We also note that complete format specifications are often designed by committee and are almost always broad and burdensome as they try to be too accommodating. In reality, there is usually a small set of pathways (sometimes 1) through each specification which accounts for virtually all usage. We ignore, extensions and ‘features’ which are largely unused and/or repetitive and add to the learning burden without benefit.
Say we see the following pattern of 1’s and 0’s:
0100 0001 0100 0010 0100 0011 0100 0100
What is it? The answer depends on which data format we consider it to be. Without context, or the choice of a data format, the string has no meaning whatsoever.

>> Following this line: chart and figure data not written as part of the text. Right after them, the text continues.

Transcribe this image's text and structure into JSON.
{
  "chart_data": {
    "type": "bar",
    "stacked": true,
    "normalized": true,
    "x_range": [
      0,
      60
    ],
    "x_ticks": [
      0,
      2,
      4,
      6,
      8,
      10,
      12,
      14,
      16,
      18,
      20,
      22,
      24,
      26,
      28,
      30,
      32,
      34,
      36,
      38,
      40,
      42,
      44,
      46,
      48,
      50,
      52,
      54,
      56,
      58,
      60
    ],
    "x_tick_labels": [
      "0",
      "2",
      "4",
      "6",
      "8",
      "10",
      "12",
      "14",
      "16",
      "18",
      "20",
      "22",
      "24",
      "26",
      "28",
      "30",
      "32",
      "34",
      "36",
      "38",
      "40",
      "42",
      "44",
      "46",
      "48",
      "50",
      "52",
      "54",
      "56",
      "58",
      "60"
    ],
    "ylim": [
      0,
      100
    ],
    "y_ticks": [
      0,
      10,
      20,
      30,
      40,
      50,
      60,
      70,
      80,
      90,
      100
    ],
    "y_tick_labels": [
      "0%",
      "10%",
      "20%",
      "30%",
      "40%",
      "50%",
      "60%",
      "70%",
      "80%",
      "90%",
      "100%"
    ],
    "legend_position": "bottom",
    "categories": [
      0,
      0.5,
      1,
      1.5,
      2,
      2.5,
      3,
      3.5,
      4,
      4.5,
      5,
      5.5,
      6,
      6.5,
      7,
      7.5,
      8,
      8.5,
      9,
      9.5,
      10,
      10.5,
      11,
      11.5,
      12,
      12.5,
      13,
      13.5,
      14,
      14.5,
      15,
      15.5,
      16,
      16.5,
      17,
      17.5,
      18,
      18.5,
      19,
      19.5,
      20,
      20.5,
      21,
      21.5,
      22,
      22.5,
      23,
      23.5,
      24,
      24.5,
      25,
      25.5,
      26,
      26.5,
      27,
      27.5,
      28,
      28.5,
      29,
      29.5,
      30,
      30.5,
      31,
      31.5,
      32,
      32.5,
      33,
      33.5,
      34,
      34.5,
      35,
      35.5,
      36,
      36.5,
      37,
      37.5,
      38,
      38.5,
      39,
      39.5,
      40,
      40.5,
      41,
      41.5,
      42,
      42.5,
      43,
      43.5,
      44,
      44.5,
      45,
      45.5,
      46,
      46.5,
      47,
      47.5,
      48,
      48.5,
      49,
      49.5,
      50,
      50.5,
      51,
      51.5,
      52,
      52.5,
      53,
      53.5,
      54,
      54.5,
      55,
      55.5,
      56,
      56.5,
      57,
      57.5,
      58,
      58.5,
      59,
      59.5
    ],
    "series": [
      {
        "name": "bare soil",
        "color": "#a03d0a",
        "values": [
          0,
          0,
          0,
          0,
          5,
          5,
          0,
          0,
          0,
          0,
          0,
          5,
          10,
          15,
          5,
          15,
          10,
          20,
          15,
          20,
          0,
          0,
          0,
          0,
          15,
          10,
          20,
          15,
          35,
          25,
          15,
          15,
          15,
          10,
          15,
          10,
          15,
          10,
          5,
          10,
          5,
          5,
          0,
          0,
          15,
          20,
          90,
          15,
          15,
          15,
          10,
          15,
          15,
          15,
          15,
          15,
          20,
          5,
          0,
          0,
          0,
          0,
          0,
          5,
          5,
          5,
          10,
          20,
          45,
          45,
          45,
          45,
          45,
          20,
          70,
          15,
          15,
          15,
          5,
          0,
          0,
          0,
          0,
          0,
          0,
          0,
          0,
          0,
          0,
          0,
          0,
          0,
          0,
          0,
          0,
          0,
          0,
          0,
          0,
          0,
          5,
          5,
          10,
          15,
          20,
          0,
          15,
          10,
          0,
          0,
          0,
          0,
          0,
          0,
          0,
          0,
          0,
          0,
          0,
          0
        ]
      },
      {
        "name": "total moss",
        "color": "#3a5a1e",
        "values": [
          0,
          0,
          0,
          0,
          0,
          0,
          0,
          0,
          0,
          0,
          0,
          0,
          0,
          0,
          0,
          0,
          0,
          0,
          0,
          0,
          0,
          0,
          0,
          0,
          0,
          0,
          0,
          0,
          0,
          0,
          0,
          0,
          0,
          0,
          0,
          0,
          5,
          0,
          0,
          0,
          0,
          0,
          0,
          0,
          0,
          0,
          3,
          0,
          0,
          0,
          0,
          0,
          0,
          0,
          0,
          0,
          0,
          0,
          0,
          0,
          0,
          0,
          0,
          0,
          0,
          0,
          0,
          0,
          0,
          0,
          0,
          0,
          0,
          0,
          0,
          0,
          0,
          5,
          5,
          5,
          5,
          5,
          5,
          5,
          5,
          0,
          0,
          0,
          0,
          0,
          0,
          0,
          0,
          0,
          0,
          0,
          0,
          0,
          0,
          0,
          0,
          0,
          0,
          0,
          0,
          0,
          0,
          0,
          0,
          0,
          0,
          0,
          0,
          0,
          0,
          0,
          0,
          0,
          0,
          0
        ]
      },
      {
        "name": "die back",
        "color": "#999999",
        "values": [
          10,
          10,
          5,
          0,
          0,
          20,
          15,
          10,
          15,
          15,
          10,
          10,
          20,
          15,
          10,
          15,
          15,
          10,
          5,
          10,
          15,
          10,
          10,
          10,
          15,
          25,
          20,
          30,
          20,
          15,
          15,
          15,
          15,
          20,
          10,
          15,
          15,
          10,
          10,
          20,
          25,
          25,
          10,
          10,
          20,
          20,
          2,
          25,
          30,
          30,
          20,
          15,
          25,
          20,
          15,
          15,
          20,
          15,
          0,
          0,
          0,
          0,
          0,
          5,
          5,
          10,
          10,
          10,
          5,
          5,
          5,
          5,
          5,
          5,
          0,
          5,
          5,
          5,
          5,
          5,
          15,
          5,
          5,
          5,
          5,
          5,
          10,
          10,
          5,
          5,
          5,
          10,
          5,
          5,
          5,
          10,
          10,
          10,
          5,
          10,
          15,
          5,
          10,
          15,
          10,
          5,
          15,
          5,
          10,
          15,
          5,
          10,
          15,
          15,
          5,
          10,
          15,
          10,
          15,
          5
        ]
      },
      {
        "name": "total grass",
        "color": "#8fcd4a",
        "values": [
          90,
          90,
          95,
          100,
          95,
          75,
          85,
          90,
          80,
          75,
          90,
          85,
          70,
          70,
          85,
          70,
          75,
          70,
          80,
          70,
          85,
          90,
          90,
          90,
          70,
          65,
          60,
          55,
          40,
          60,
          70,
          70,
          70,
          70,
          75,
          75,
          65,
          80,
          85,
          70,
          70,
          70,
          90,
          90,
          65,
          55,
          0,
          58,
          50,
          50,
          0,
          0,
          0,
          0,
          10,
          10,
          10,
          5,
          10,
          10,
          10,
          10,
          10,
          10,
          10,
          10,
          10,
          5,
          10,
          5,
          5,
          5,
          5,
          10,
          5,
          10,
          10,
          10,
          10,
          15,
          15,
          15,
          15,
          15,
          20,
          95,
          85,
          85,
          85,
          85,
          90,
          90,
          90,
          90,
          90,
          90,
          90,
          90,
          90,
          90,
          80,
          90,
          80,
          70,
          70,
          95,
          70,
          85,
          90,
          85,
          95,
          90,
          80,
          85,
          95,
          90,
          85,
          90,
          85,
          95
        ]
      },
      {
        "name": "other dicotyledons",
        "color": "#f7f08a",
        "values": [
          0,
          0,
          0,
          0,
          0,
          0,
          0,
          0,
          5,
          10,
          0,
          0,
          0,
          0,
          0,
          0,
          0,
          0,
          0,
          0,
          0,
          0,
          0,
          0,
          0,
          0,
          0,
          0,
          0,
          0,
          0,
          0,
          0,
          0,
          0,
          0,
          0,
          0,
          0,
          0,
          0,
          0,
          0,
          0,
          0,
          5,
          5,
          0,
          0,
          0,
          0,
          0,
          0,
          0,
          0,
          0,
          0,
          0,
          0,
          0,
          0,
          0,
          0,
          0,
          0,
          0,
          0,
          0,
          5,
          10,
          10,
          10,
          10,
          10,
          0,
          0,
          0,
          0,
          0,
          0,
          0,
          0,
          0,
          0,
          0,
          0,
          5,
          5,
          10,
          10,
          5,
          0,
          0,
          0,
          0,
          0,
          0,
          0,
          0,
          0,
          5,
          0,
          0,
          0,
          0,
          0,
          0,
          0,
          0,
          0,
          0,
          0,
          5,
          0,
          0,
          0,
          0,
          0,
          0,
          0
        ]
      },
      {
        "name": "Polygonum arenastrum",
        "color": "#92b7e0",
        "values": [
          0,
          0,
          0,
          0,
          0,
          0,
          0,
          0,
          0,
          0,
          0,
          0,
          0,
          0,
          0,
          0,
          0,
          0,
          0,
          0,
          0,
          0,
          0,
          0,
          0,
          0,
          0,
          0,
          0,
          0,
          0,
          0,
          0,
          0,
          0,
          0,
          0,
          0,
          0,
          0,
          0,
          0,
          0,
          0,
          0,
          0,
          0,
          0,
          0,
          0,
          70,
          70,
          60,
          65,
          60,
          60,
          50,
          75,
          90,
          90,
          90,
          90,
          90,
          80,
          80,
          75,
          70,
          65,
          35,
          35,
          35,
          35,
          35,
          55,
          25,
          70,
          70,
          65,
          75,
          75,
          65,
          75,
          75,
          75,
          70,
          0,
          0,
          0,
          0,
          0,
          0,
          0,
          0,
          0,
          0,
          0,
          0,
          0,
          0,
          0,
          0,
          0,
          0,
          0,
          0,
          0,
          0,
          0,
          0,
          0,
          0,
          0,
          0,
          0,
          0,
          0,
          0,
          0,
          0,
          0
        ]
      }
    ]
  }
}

If it is in an ASCII text file it is the string “ABCD”, if we find it in an image file it is probably a translucent grey pixel, in a binary file it may be the number 1,094,861,636. For the common types of data we now look at the most common file formats.
Text One of the earliest and still very widely used formats for representing textual data is ASCII. 7-bit ASCII uses the low order 7 bits of a byte to represent a text character. 7 positions, each of which can be either a ‘1’ or a ‘0’ gives us 128 different combination, and therefore 128 different characters which can be represented. This worked (and still works) pretty well for text in the English language. 7-bit ASCII encodes all the symbols you see on your keyboard plus a few more. Figure xxx is a chart which shows each of the 128 ASCII bit patterns and what they represent.
Remember that every file on your computer is filled with a bunch of 1’s and 0’s. These are grouped 8 at a time into ‘bytes’. An image, a text file, an mp3 recording, a movie, an sms message… every single file contains only a series of bytes, each of which is a grouping of eight 1’s and/or 0’s.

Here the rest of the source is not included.